The nodes will be upgraded between Aug 3rd and Aug 12th at a rate of about 2 per day. SL-53+VLTSW-2010+DFS-6 based versions of each dfoNN will be prepared offline (i.e. on available, identical hardware). Once these are ready and in coordination with the QC scientist concerned, the SL-43+VLTSW-2007+DFS-5 based version will be shutdown, the 1Tb /diska disk removed from the SL-43+VLTSW-2007+DFS-5 based version and installed into the SL-43+VLTSW-2007+DFS-5 based version and the the SL-43+VLTSW-2007+DFS-5 based version will be started up. Unfortunately the downtime is liable to be of the order of 2-3hrs as the 1Tb /diska disks are almost certainly all overdue for file system checks, and depending on the disk usage, this will take anywhere from a few mins to perhaps as much as 3hrs.

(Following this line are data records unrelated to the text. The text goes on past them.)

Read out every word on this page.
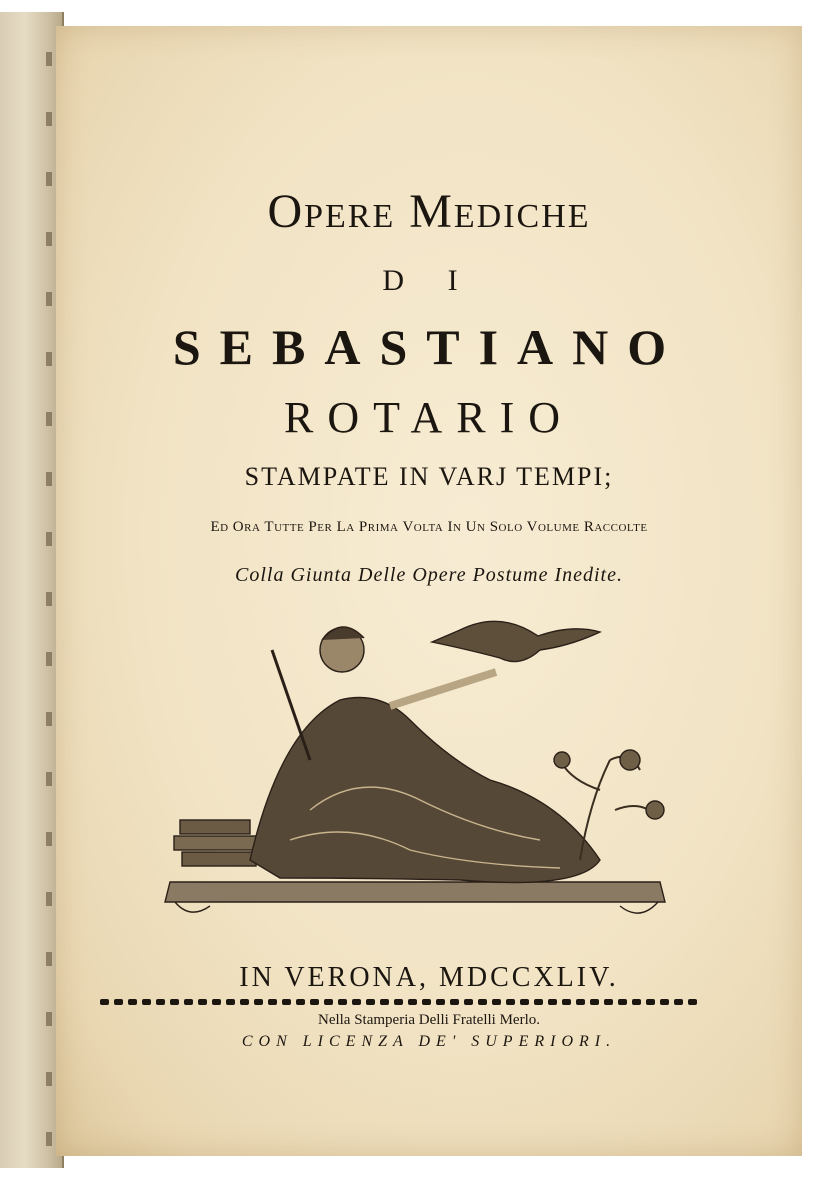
Opere Mediche
D I
SEBASTIANO
ROTARIO
STAMPATE IN VARJ TEMPI;
Ed Ora Tutte Per La Prima Volta In Un Solo Volume Raccolte
Colla Giunta Delle Opere Postume Inedite.
IN VERONA, MDCCXLIV.
Nella Stamperia Delli Fratelli Merlo.
CON LICENZA DE' SUPERIORI.
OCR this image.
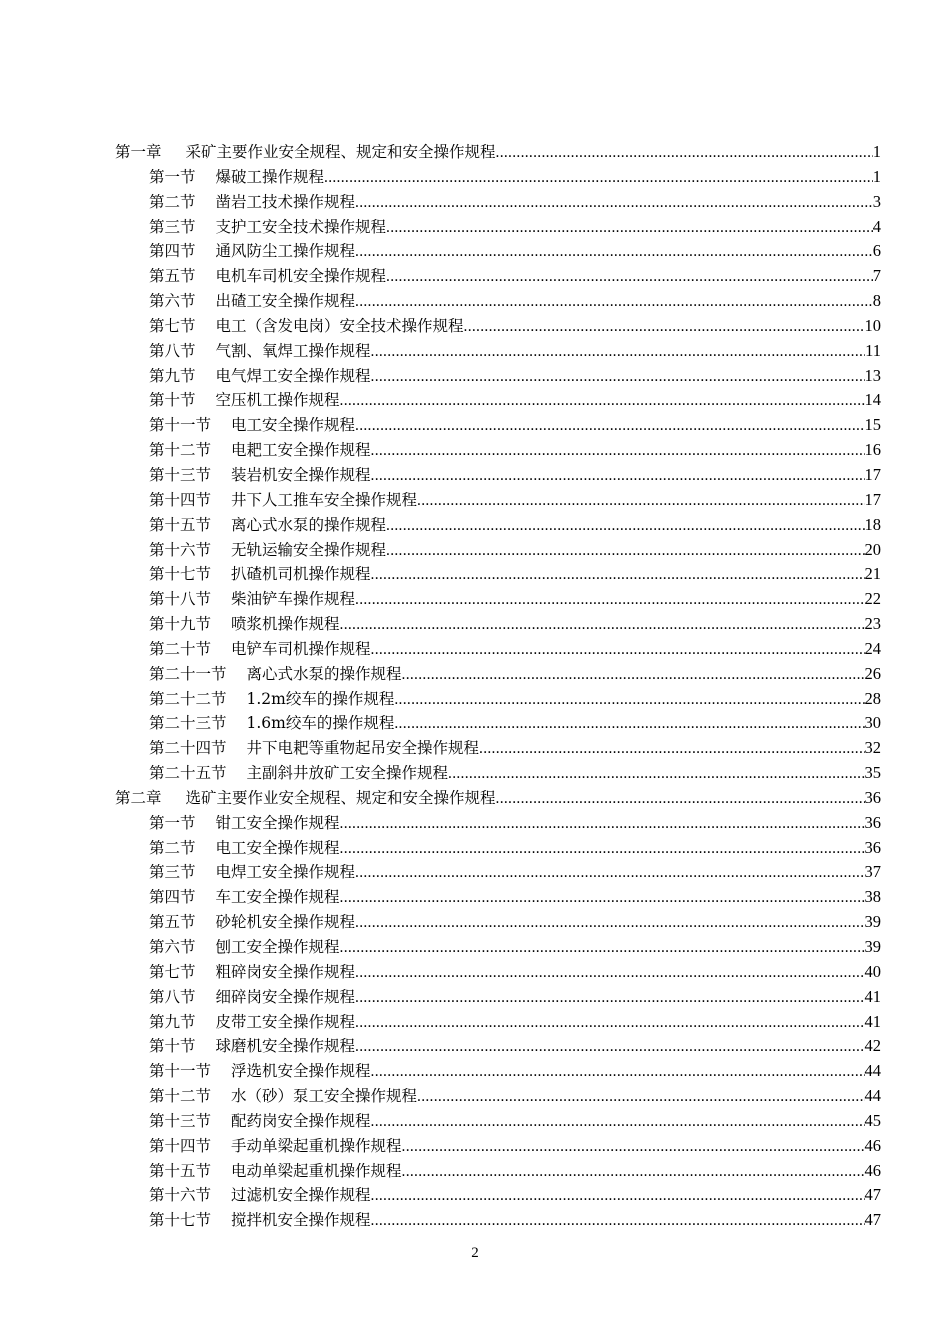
第一章 采矿主要作业安全规程、规定和安全操作规程 .....	1
第一节 爆破工操作规程 .....	1
第二节 凿岩工技术操作规程 .....	3
第三节 支护工安全技术操作规程 .....	4
第四节 通风防尘工操作规程 .....	6
第五节 电机车司机安全操作规程 .....	7
第六节 出碴工安全操作规程 .....	8
第七节 电工（含发电岗）安全技术操作规程 .....	10
第八节 气割、氧焊工操作规程 .....	11
第九节 电气焊工安全操作规程 .....	13
第十节 空压机工操作规程 .....	14
第十一节 电工安全操作规程 .....	15
第十二节 电耙工安全操作规程 .....	16
第十三节 装岩机安全操作规程 .....	17
第十四节 井下人工推车安全操作规程 .....	17
第十五节 离心式水泵的操作规程 .....	18
第十六节 无轨运输安全操作规程 .....	20
第十七节 扒碴机司机操作规程 .....	21
第十八节 柴油铲车操作规程 .....	22
第十九节 喷浆机操作规程 .....	23
第二十节 电铲车司机操作规程 .....	24
第二十一节 离心式水泵的操作规程 .....	26
第二十二节 1.2m绞车的操作规程 .....	28
第二十三节 1.6m绞车的操作规程 .....	30
第二十四节 井下电耙等重物起吊安全操作规程 .....	32
第二十五节 主副斜井放矿工安全操作规程 .....	35
第二章 选矿主要作业安全规程、规定和安全操作规程 .....	36
第一节 钳工安全操作规程 .....	36
第二节 电工安全操作规程 .....	36
第三节 电焊工安全操作规程 .....	37
第四节 车工安全操作规程 .....	38
第五节 砂轮机安全操作规程 .....	39
第六节 刨工安全操作规程 .....	39
第七节 粗碎岗安全操作规程 .....	40
第八节 细碎岗安全操作规程 .....	41
第九节 皮带工安全操作规程 .....	41
第十节 球磨机安全操作规程 .....	42
第十一节 浮选机安全操作规程 .....	44
第十二节 水（砂）泵工安全操作规程 .....	44
第十三节 配药岗安全操作规程 .....	45
第十四节 手动单梁起重机操作规程 .....	46
第十五节 电动单梁起重机操作规程 .....	46
第十六节 过滤机安全操作规程 .....	47
第十七节 搅拌机安全操作规程 .....	47
2
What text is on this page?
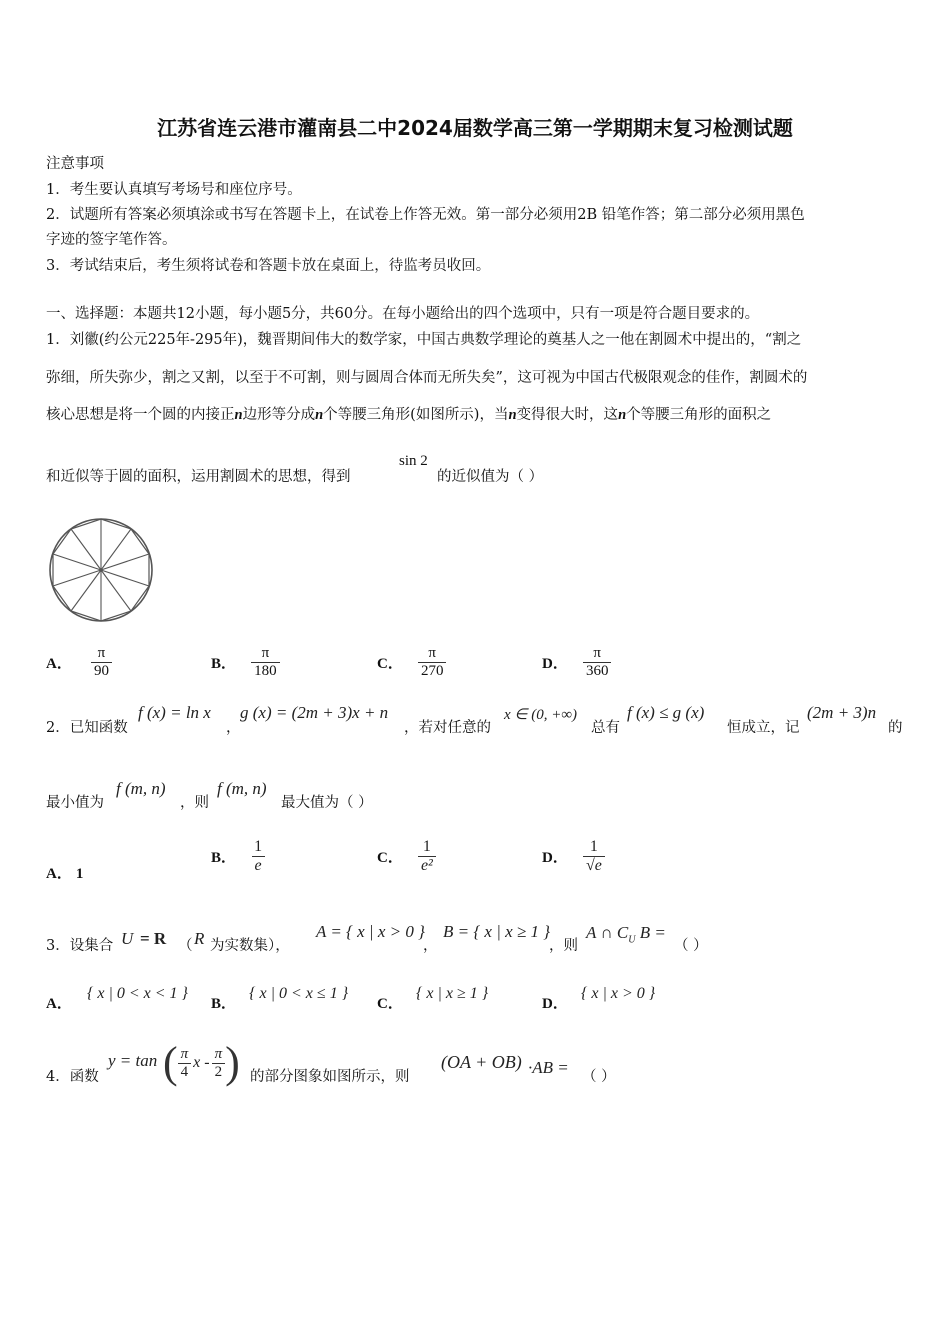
江苏省连云港市灌南县二中2024届数学高三第一学期期末复习检测试题
注意事项
1．考生要认真填写考场号和座位序号。
2．试题所有答案必须填涂或书写在答题卡上，在试卷上作答无效。第一部分必须用2B 铅笔作答；第二部分必须用黑色
字迹的签字笔作答。
3．考试结束后，考生须将试卷和答题卡放在桌面上，待监考员收回。
一、选择题：本题共12小题，每小题5分，共60分。在每小题给出的四个选项中，只有一项是符合题目要求的。
1．刘徽(约公元225年-295年)，魏晋期间伟大的数学家，中国古典数学理论的奠基人之一他在割圆术中提出的，“割之
弥细，所失弥少，割之又割，以至于不可割，则与圆周合体而无所失矣”，这可视为中国古代极限观念的佳作，割圆术的
核心思想是将一个圆的内接正n边形等分成n个等腰三角形(如图所示)，当n变得很大时，这n个等腰三角形的面积之
和近似等于圆的面积，运用割圆术的思想，得到
sin 2
的近似值为（ ）
A． $\frac{\pi}{90}$	B． $\frac{\pi}{180}$	C． $\frac{\pi}{270}$	D． $\frac{\pi}{360}$
2．已知函数
f (x) = ln x
，
g (x) = (2m + 3)x + n
，若对任意的
x ∈ (0, +∞)
总有
f (x) ≤ g (x)
恒成立，记
(2m + 3)n
的
最小值为
f (m, n)
，则
f (m, n)
最大值为（ ）
A． 1
B． $\frac{1}{e}$	C． $\frac{1}{\text{e²}}$	D． $\frac{1}{√e}$
3．设集合 U = R （ R 为实数集），
A = { x | x > 0 }
，
B = { x | x ≥ 1 }
，则
A ∩ $C_U$ B =
（ ）
A． { x | 0 < x < 1 }
B． { x | 0 < x ≤ 1 }
C． { x | x ≥ 1 }
D． { x | x > 0 }
4．函数
y = tan ( $\frac{\pi}{4}$ x - $\frac{\pi}{2}$ ) 的部分图象如图所示，则
(OA + OB) ·AB = （ ）
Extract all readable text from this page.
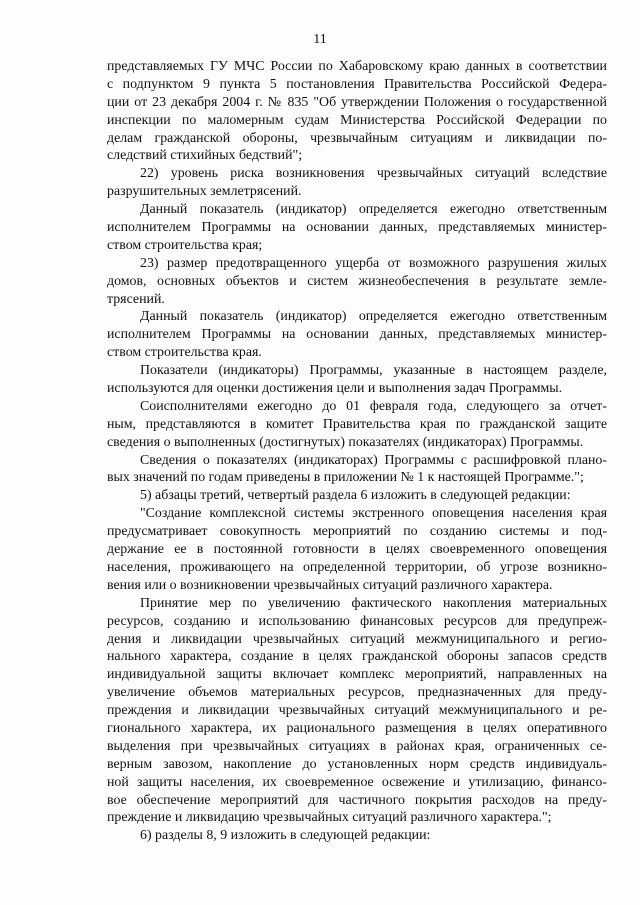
11
представляемых ГУ МЧС России по Хабаровскому краю данных в соответствии
с подпунктом 9 пункта 5 постановления Правительства Российской Федера-
ции от 23 декабря 2004 г. № 835 "Об утверждении Положения о государственной
инспекции по маломерным судам Министерства Российской Федерации по
делам гражданской обороны, чрезвычайным ситуациям и ликвидации по-
следствий стихийных бедствий";
22) уровень риска возникновения чрезвычайных ситуаций вследствие
разрушительных землетрясений.
Данный показатель (индикатор) определяется ежегодно ответственным
исполнителем Программы на основании данных, представляемых министер-
ством строительства края;
23) размер предотвращенного ущерба от возможного разрушения жилых
домов, основных объектов и систем жизнеобеспечения в результате земле-
трясений.
Данный показатель (индикатор) определяется ежегодно ответственным
исполнителем Программы на основании данных, представляемых министер-
ством строительства края.
Показатели (индикаторы) Программы, указанные в настоящем разделе,
используются для оценки достижения цели и выполнения задач Программы.
Соисполнителями ежегодно до 01 февраля года, следующего за отчет-
ным, представляются в комитет Правительства края по гражданской защите
сведения о выполненных (достигнутых) показателях (индикаторах) Программы.
Сведения о показателях (индикаторах) Программы с расшифровкой плано-
вых значений по годам приведены в приложении № 1 к настоящей Программе.";
5) абзацы третий, четвертый раздела 6 изложить в следующей редакции:
"Создание комплексной системы экстренного оповещения населения края
предусматривает совокупность мероприятий по созданию системы и под-
держание ее в постоянной готовности в целях своевременного оповещения
населения, проживающего на определенной территории, об угрозе возникно-
вения или о возникновении чрезвычайных ситуаций различного характера.
Принятие мер по увеличению фактического накопления материальных
ресурсов, созданию и использованию финансовых ресурсов для предупреж-
дения и ликвидации чрезвычайных ситуаций межмуниципального и регио-
нального характера, создание в целях гражданской обороны запасов средств
индивидуальной защиты включает комплекс мероприятий, направленных на
увеличение объемов материальных ресурсов, предназначенных для преду-
преждения и ликвидации чрезвычайных ситуаций межмуниципального и ре-
гионального характера, их рационального размещения в целях оперативного
выделения при чрезвычайных ситуациях в районах края, ограниченных се-
верным завозом, накопление до установленных норм средств индивидуаль-
ной защиты населения, их своевременное освежение и утилизацию, финансо-
вое обеспечение мероприятий для частичного покрытия расходов на преду-
преждение и ликвидацию чрезвычайных ситуаций различного характера.";
6) разделы 8, 9 изложить в следующей редакции:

In more detail, the procedure is:

  • The day before the scheduled upgrade of dfoNN (to be announced by SOS by email)
      No impact on operations
    1. Prepare a new machine offline
    2. rsync /diskb onto /diska (the 1Tb disk)
  • The Day
      No operations
    1. 2mins: Shutdown dfoNN
    2. 30mins: Physically remove /diska from dfoNN and install it into the new dfoNN
    3. 5mins-3hrs: Power on the new dfoNN
      - Probably /diska will require an file system check, this can take a 1-3hrs, depending on the quantity of data on that disk.
    4. Release to QC scientist
    5. dfoNN now ready for operations
    6. QC scientist, having already followed the procedures given in the Before Upgrade section above, reactivates cronjobs (see After Upgrade) section above, and operations resume.